Tert-butyl-2(4,5-dihydrogen-4,4,5,5-tetramethyl-3-O-1H-imidazole-3-cationic-1-oxyl-2)-pyrrolidine-1-carboxylic ester (L-NNP) is a stable nitroxyl nitroxide radical, which have displayed cytotoxicity on human breast cancer MCF-7 and MDA-MB-231 cell lines. In the present study, we investigated the selective cytotoxicity of L-NNP on isogenetic human hepatoma HepG2 and normal L-02 cell lines. Cell growth inhibition, intracellular reactive oxygen species production, the mitochondrial membrane potential loss, malondialdehyde generation and glutathione levels were analyzed. The expression of Bax, Bcl-2 and NF-κBp65 proteins was also examined. The anticancer activity was evaluated in a HepG2 cell xenograft nude mice model. The results showed that 10, 20, 40μg/ml L-NNP exposure for 48h caused 52%, 82% and 91% cell growth inhibition of HepG2 cells, compared with 5%, 10% and 15% that of L-02 cells (p<0.01).
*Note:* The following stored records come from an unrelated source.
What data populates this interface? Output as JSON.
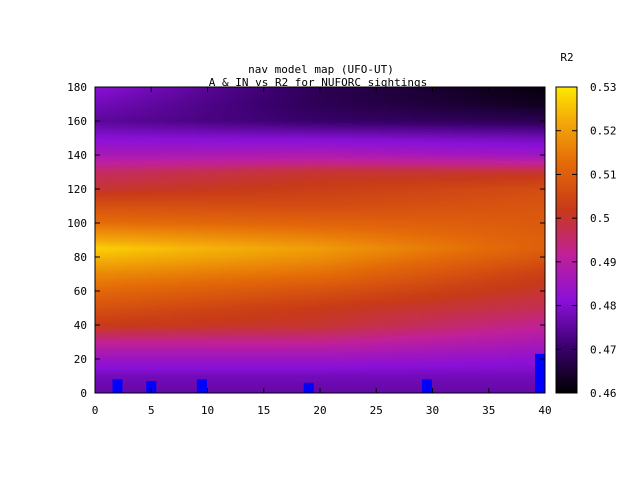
{
  "chart_data": {
    "type": "heatmap",
    "title_lines": [
      "nav model map (UFO-UT)",
      "A & IN vs R2 for NUFORC sightings"
    ],
    "xlabel": "",
    "ylabel": "",
    "x_range": [
      0,
      40
    ],
    "y_range": [
      0,
      180
    ],
    "x_ticks": [
      0,
      5,
      10,
      15,
      20,
      25,
      30,
      35,
      40
    ],
    "y_ticks": [
      0,
      20,
      40,
      60,
      80,
      100,
      120,
      140,
      160,
      180
    ],
    "colorbar": {
      "label": "R2",
      "range": [
        0.46,
        0.53
      ],
      "ticks": [
        0.46,
        0.47,
        0.48,
        0.49,
        0.5,
        0.51,
        0.52,
        0.53
      ],
      "tick_labels": [
        "0.46",
        "0.47",
        "0.48",
        "0.49",
        "0.5",
        "0.51",
        "0.52",
        "0.53"
      ],
      "palette": "black-purple-red-orange-yellow"
    },
    "y_profile_at_x": {
      "y": [
        0,
        10,
        20,
        30,
        40,
        50,
        60,
        70,
        80,
        85,
        90,
        100,
        110,
        120,
        130,
        140,
        150,
        160,
        170,
        180
      ],
      "at_x0": [
        0.476,
        0.478,
        0.484,
        0.492,
        0.502,
        0.507,
        0.512,
        0.517,
        0.524,
        0.527,
        0.522,
        0.513,
        0.507,
        0.5,
        0.496,
        0.487,
        0.481,
        0.475,
        0.478,
        0.481
      ],
      "at_x20": [
        0.476,
        0.478,
        0.484,
        0.492,
        0.5,
        0.502,
        0.507,
        0.513,
        0.518,
        0.52,
        0.517,
        0.511,
        0.506,
        0.503,
        0.5,
        0.488,
        0.48,
        0.47,
        0.468,
        0.468
      ],
      "at_x40": [
        0.476,
        0.478,
        0.482,
        0.487,
        0.492,
        0.497,
        0.5,
        0.503,
        0.508,
        0.51,
        0.51,
        0.509,
        0.508,
        0.506,
        0.5,
        0.485,
        0.478,
        0.468,
        0.463,
        0.461
      ]
    },
    "markers": {
      "color": "#0000ff",
      "points": [
        {
          "x": 2,
          "y0": 0,
          "y1": 8
        },
        {
          "x": 5,
          "y0": 0,
          "y1": 7
        },
        {
          "x": 9.5,
          "y0": 0,
          "y1": 8
        },
        {
          "x": 19,
          "y0": 0,
          "y1": 6
        },
        {
          "x": 29.5,
          "y0": 0,
          "y1": 8
        },
        {
          "x": 39.7,
          "y0": 0,
          "y1": 23
        }
      ]
    }
  }
}
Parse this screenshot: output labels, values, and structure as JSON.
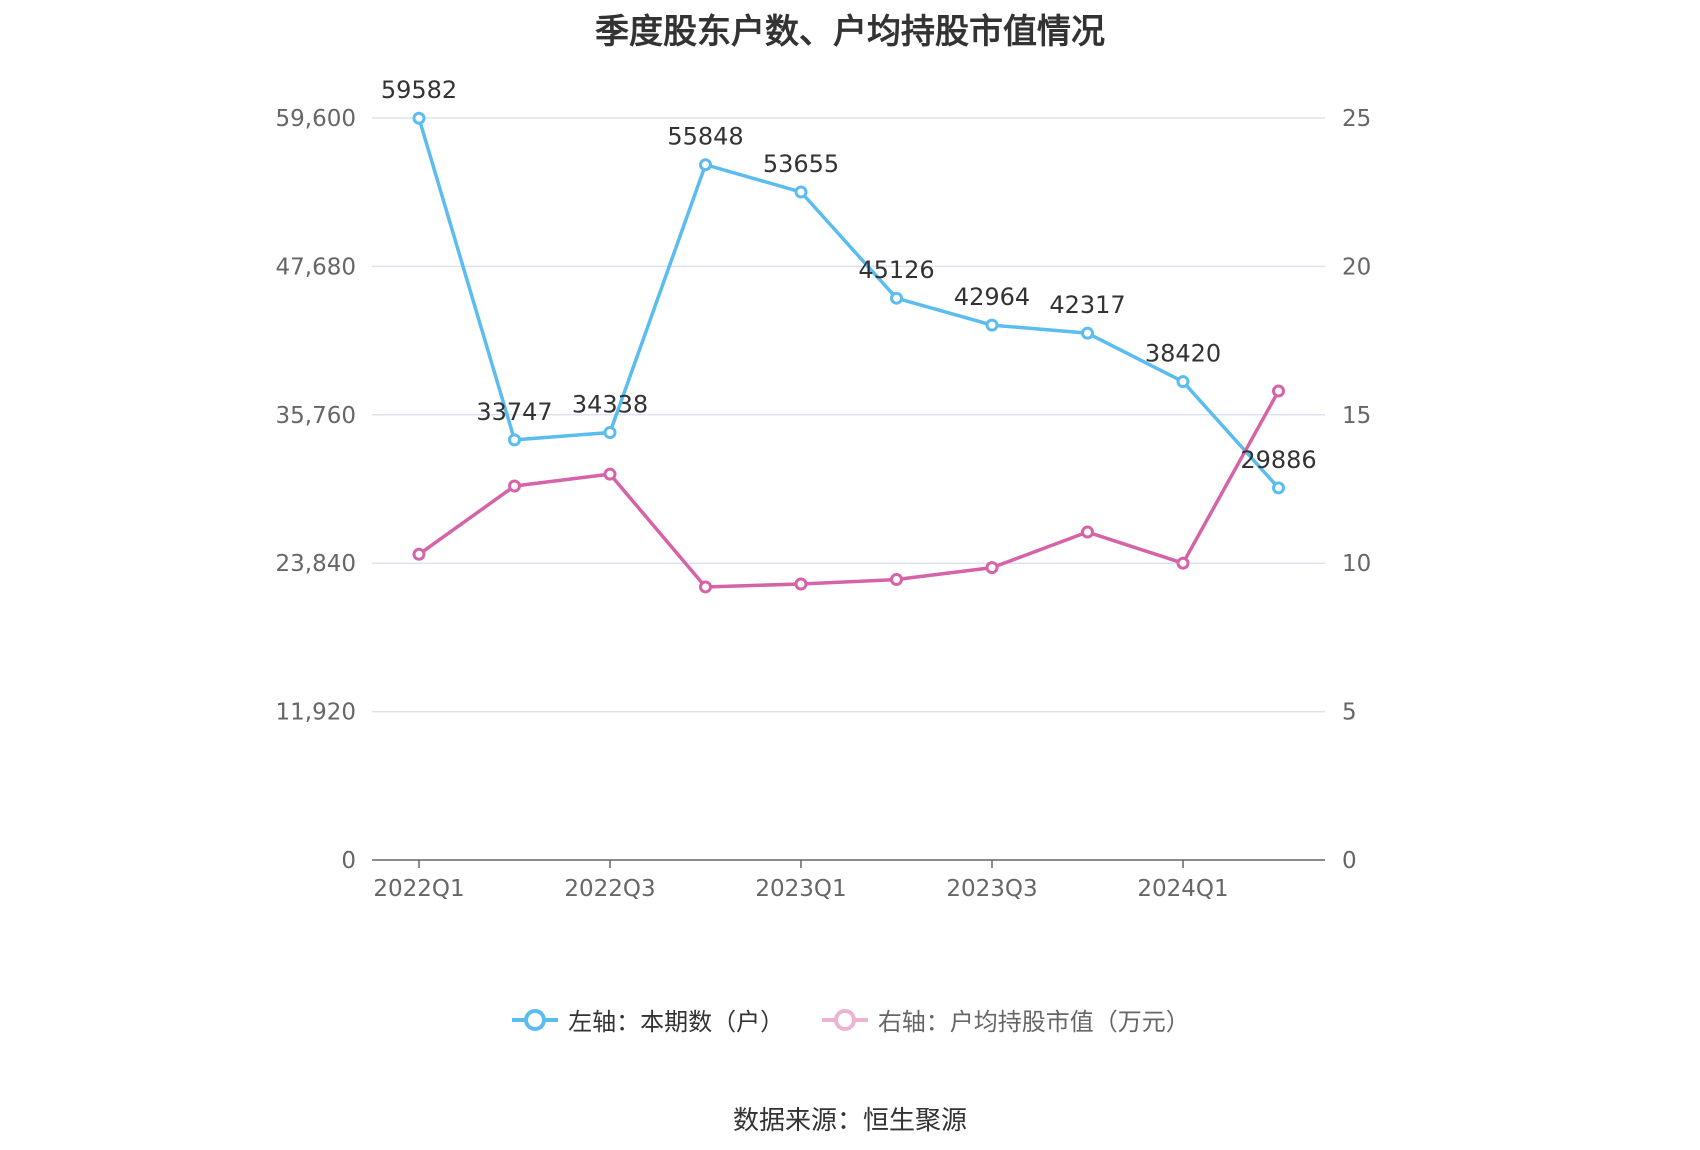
{
  "title": "季度股东户数、户均持股市值情况",
  "source": "数据来源：恒生聚源",
  "legend": {
    "left": "左轴：本期数（户）",
    "right": "右轴：户均持股市值（万元）"
  },
  "colors": {
    "left_series": "#5bbcf0",
    "right_series": "#d663a8",
    "grid": "#dde3ee",
    "axis": "#666666"
  },
  "chart_data": {
    "type": "line",
    "categories": [
      "2022Q1",
      "2022Q2",
      "2022Q3",
      "2022Q4",
      "2023Q1",
      "2023Q2",
      "2023Q3",
      "2023Q4",
      "2024Q1",
      "2024Q2"
    ],
    "x_tick_labels": [
      "2022Q1",
      "2022Q3",
      "2023Q1",
      "2023Q3",
      "2024Q1"
    ],
    "y_left": {
      "min": 0,
      "max": 59600,
      "ticks": [
        "0",
        "11,920",
        "23,840",
        "35,760",
        "47,680",
        "59,600"
      ]
    },
    "y_right": {
      "min": 0,
      "max": 25,
      "ticks": [
        "0",
        "5",
        "10",
        "15",
        "20",
        "25"
      ]
    },
    "grid": true,
    "legend_position": "bottom",
    "series": [
      {
        "name": "左轴：本期数（户）",
        "axis": "left",
        "values": [
          59582,
          33747,
          34338,
          55848,
          53655,
          45126,
          42964,
          42317,
          38420,
          29886
        ],
        "labels": [
          "59582",
          "33747",
          "34338",
          "55848",
          "53655",
          "45126",
          "42964",
          "42317",
          "38420",
          "29886"
        ]
      },
      {
        "name": "右轴：户均持股市值（万元）",
        "axis": "right",
        "values": [
          10.3,
          12.6,
          13.0,
          9.2,
          9.3,
          9.45,
          9.85,
          11.05,
          10.0,
          15.8
        ]
      }
    ]
  }
}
Concentrations of 10, 20, 40μg/ml L-NNP induced cell death by increasing the generation of intracellular reactive oxygen species and MDA, by depolarizing the mitochondrial membrane potential, and by decreasing intracellular GSH levels in HepG2 cells. Western blot assay showed that Bax, Bcl-2 and NF-κBp65 might be implicated in L-NNP-induced selective HepG2 cell death. L-NNP was also found to inhibit HepG2 hepatoma growth and extend the life span of nude mice model (p<0.01). The pretreatment and co-treatment of 10mM N-acetyl-cysteine alleviated L-NNP exposure induced intracellular reactive oxygen species increase and cell growth inhibition demonstrated that L-NNP exhibited neoplasm-selective cytotoxicity and pro-apoptotic activities via reactive oxygen species mediated oxidative damage in HepG2 cells. It might be promising for developing a new class of anticancer agent for liver cancer.